Cathy Siepp writes a weekly column for National Review Online. Cathy also has cancer. Let's let her tell us:
By law, insurance companies aren't allowed to adjust your monthly premiums just because you get sick. But they can raise the out-of-pocket cap for all of their members anytime they like, which amounts to the same thing because it affects only the unvalued sick members.[Snip]

Policy wonks keep arguing about market competition and consumer choice. But healthcare for the sick isn't a market because choice disappears. You can't shop around for generic drugs when you have cancer.

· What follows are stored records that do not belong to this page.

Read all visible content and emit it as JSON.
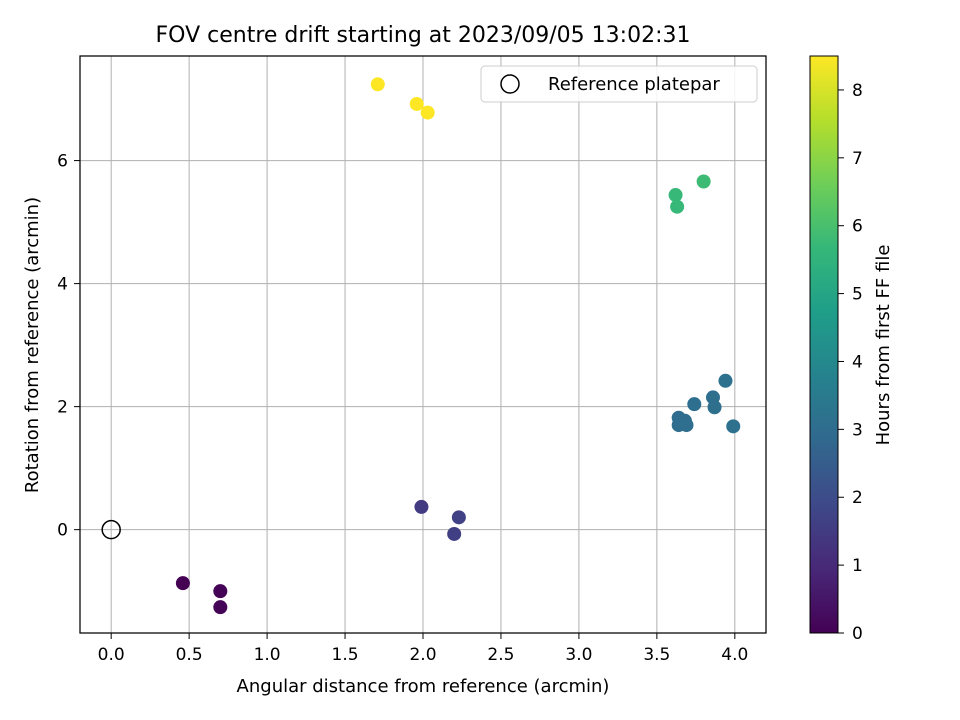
{
  "chart_data": {
    "type": "scatter",
    "title": "FOV centre drift starting at 2023/09/05 13:02:31",
    "xlabel": "Angular distance from reference (arcmin)",
    "ylabel": "Rotation from reference (arcmin)",
    "xlim": [
      -0.2,
      4.2
    ],
    "ylim": [
      -1.68,
      7.7
    ],
    "xticks": [
      0.0,
      0.5,
      1.0,
      1.5,
      2.0,
      2.5,
      3.0,
      3.5,
      4.0
    ],
    "xtick_labels": [
      "0.0",
      "0.5",
      "1.0",
      "1.5",
      "2.0",
      "2.5",
      "3.0",
      "3.5",
      "4.0"
    ],
    "yticks": [
      0,
      2,
      4,
      6
    ],
    "ytick_labels": [
      "0",
      "2",
      "4",
      "6"
    ],
    "grid": true,
    "legend": {
      "position": "top-right",
      "entries": [
        {
          "label": "Reference platepar",
          "marker": "open-circle"
        }
      ]
    },
    "reference_point": {
      "x": 0.0,
      "y": 0.0
    },
    "colorbar": {
      "label": "Hours from first FF file",
      "colormap": "viridis",
      "range": [
        0,
        8.5
      ],
      "ticks": [
        0,
        1,
        2,
        3,
        4,
        5,
        6,
        7,
        8
      ],
      "tick_labels": [
        "0",
        "1",
        "2",
        "3",
        "4",
        "5",
        "6",
        "7",
        "8"
      ]
    },
    "points": [
      {
        "x": 0.46,
        "y": -0.87,
        "hours": 0.0
      },
      {
        "x": 0.7,
        "y": -1.0,
        "hours": 0.05
      },
      {
        "x": 0.7,
        "y": -1.26,
        "hours": 0.1
      },
      {
        "x": 1.99,
        "y": 0.37,
        "hours": 1.5
      },
      {
        "x": 2.2,
        "y": -0.07,
        "hours": 1.6
      },
      {
        "x": 2.23,
        "y": 0.2,
        "hours": 1.65
      },
      {
        "x": 3.64,
        "y": 1.82,
        "hours": 3.0
      },
      {
        "x": 3.64,
        "y": 1.7,
        "hours": 3.0
      },
      {
        "x": 3.68,
        "y": 1.77,
        "hours": 3.0
      },
      {
        "x": 3.69,
        "y": 1.7,
        "hours": 3.05
      },
      {
        "x": 3.74,
        "y": 2.04,
        "hours": 3.05
      },
      {
        "x": 3.86,
        "y": 2.15,
        "hours": 3.1
      },
      {
        "x": 3.87,
        "y": 1.99,
        "hours": 3.1
      },
      {
        "x": 3.94,
        "y": 2.42,
        "hours": 3.15
      },
      {
        "x": 3.99,
        "y": 1.68,
        "hours": 3.15
      },
      {
        "x": 3.62,
        "y": 5.44,
        "hours": 5.7
      },
      {
        "x": 3.63,
        "y": 5.25,
        "hours": 5.7
      },
      {
        "x": 3.8,
        "y": 5.66,
        "hours": 5.8
      },
      {
        "x": 1.71,
        "y": 7.24,
        "hours": 8.5
      },
      {
        "x": 1.96,
        "y": 6.92,
        "hours": 8.5
      },
      {
        "x": 2.03,
        "y": 6.78,
        "hours": 8.5
      }
    ]
  }
}
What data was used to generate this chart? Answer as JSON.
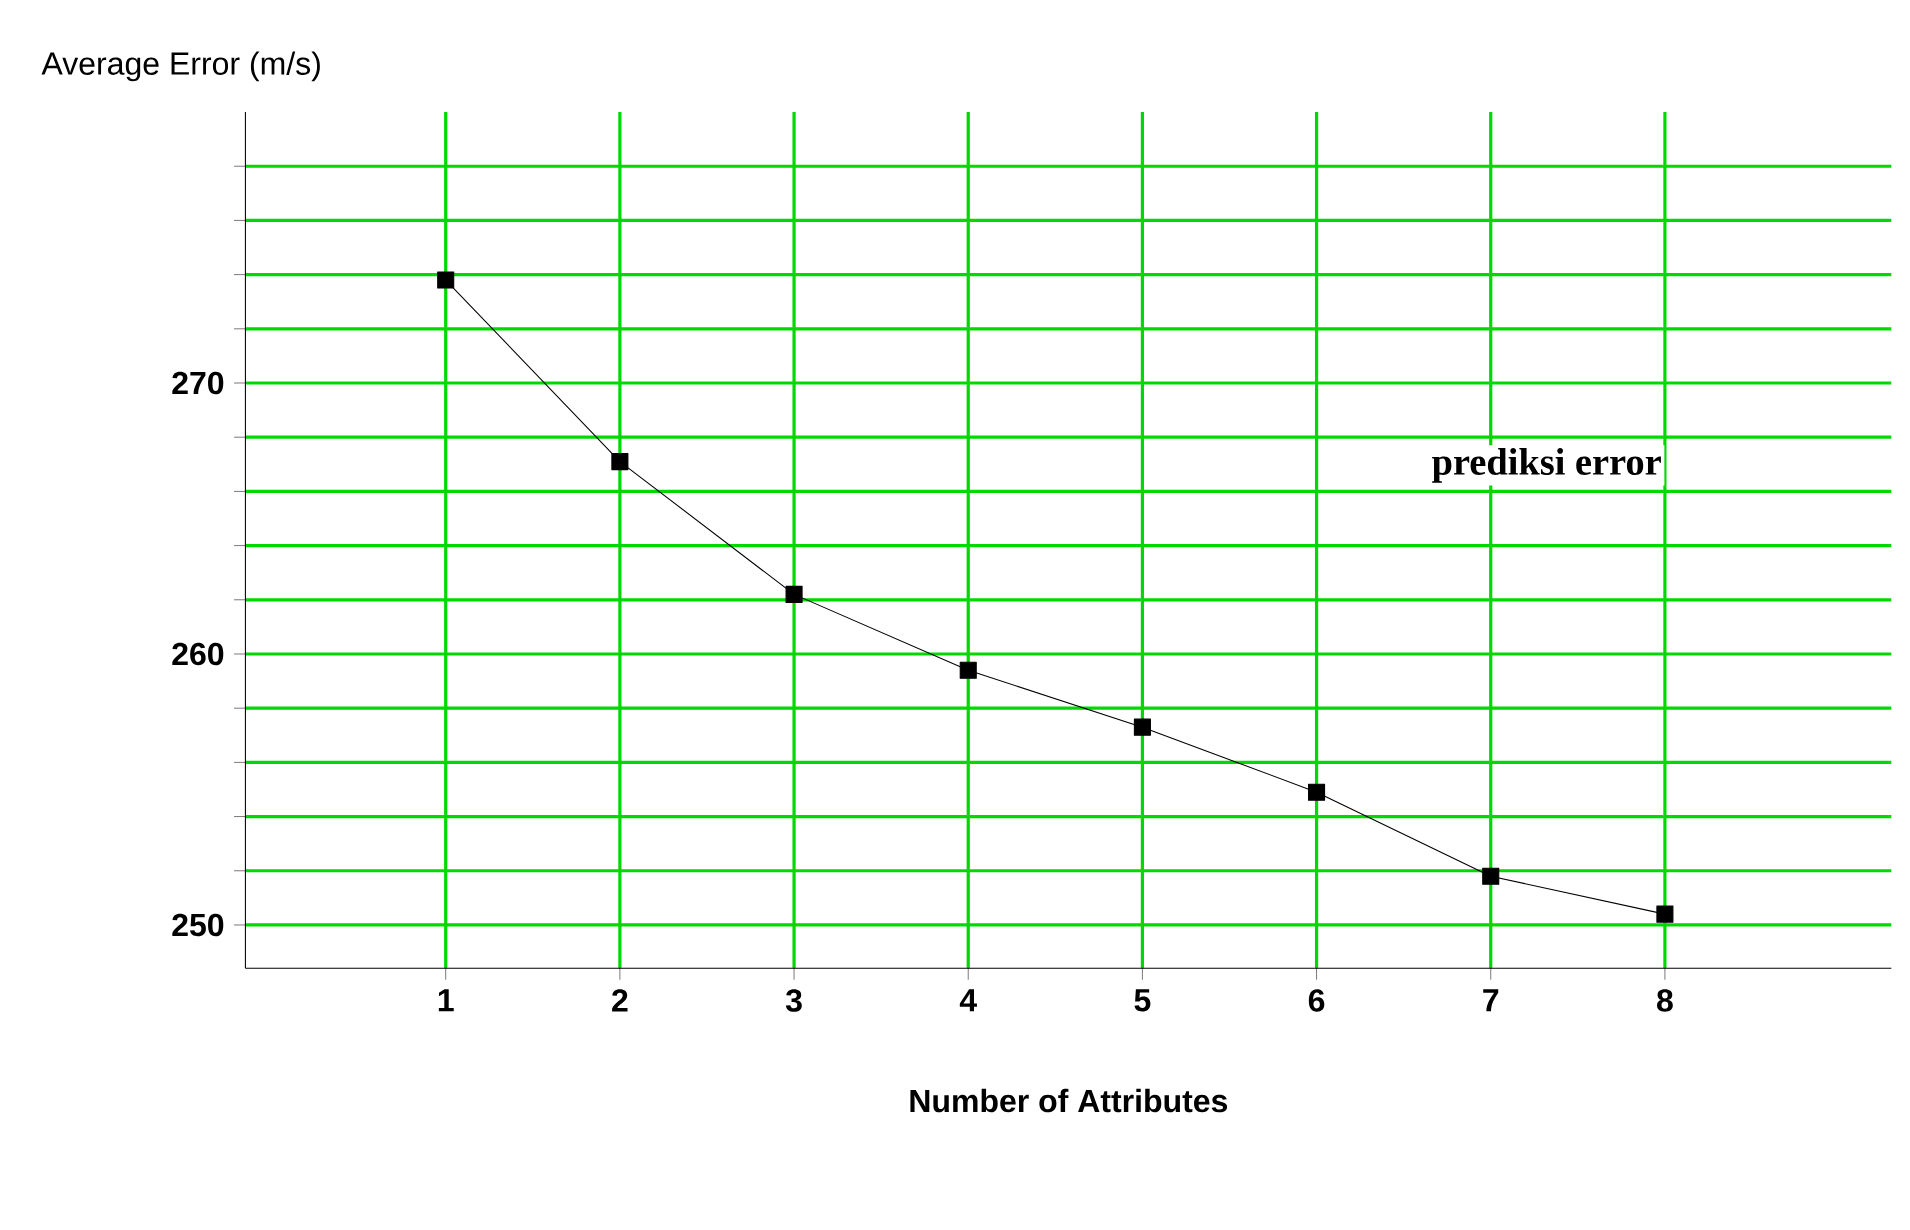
{
  "chart_data": {
    "type": "line",
    "ylabel": "Average Error (m/s)",
    "xlabel": "Number of Attributes",
    "x": [
      1,
      2,
      3,
      4,
      5,
      6,
      7,
      8
    ],
    "series": [
      {
        "name": "prediksi error",
        "color": "#000000",
        "values": [
          273.8,
          267.1,
          262.2,
          259.4,
          257.3,
          254.9,
          251.8,
          250.4
        ]
      }
    ],
    "xlim": [
      -0.15,
      9.3
    ],
    "ylim": [
      248.4,
      280
    ],
    "xticks": [
      1,
      2,
      3,
      4,
      5,
      6,
      7,
      8
    ],
    "yticks": [
      250,
      {
        "value": 252,
        "label": null
      },
      {
        "value": 254,
        "label": null
      },
      {
        "value": 256,
        "label": null
      },
      {
        "value": 258,
        "label": null
      },
      260,
      {
        "value": 262,
        "label": null
      },
      {
        "value": 264,
        "label": null
      },
      {
        "value": 266,
        "label": null
      },
      {
        "value": 268,
        "label": null
      },
      270,
      {
        "value": 272,
        "label": null
      },
      {
        "value": 274,
        "label": null
      },
      {
        "value": 276,
        "label": null
      },
      {
        "value": 278,
        "label": null
      }
    ],
    "grid": true,
    "marker": "square",
    "line_style": "solid"
  }
}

Whatever chemical treatment the doctor suggests, it almost certainly will be a brand name costing several thousand dollars a month.

My out-of-pocket cap is $7,500, which means that after I reach $7,500 in co-payments, Blue Cross pays 100% of my medical expenses for the rest of that year — except for the $30-per-brand-name prescription I have to pay the pharmacy after I reach my $500 annual deductible for drug coverage. According to the policy, it's supposed to be a $30 co-payment for a month's supply, but a new anti-nausea drug I was taking for weekly chemo costs $285 for just three pills, so Blue Cross made me go to the drugstore and fork over $30 every seven days. [Snip]

I began getting letters from Blue Cross in February announcing that it was retroactively disallowing the anti-cancer drug Avastin treatments it had been paying for since October, at $5,000 a pop every other week. It seems Blue Cross decided this new and expensive targeted therapy is experimental.
One thing that single payer would change is that the therapies that are covered would be predictable to the physician and the customer. As it is, each insurance company makes different decisions, and except in unusual cases, no one gathers the date across multiple insurance companies to see what works and what doesn't. Each physician and patient is left alone to battle with the insurance company as it denies care.

With single payer, everyone goes under the same rules. If a treatment is denied as experimental, then a number of patients and their physicians can join together to contest the decisions. The physician will also be able to generally determine in advance what treatments will be paid for and what treatments will not. For those known to be not covered, the physicians and patients can begin making alternative choices early in the treatment.

Single payer is not perfect, by a long shot. But it is a lot better for a lot more people than the current system is, and it can cut health costs by the 20% of paper shuffling that is eliminated by underwriters attempting to avoid payment for expensive treatments. That's more than enough to provide universal health care.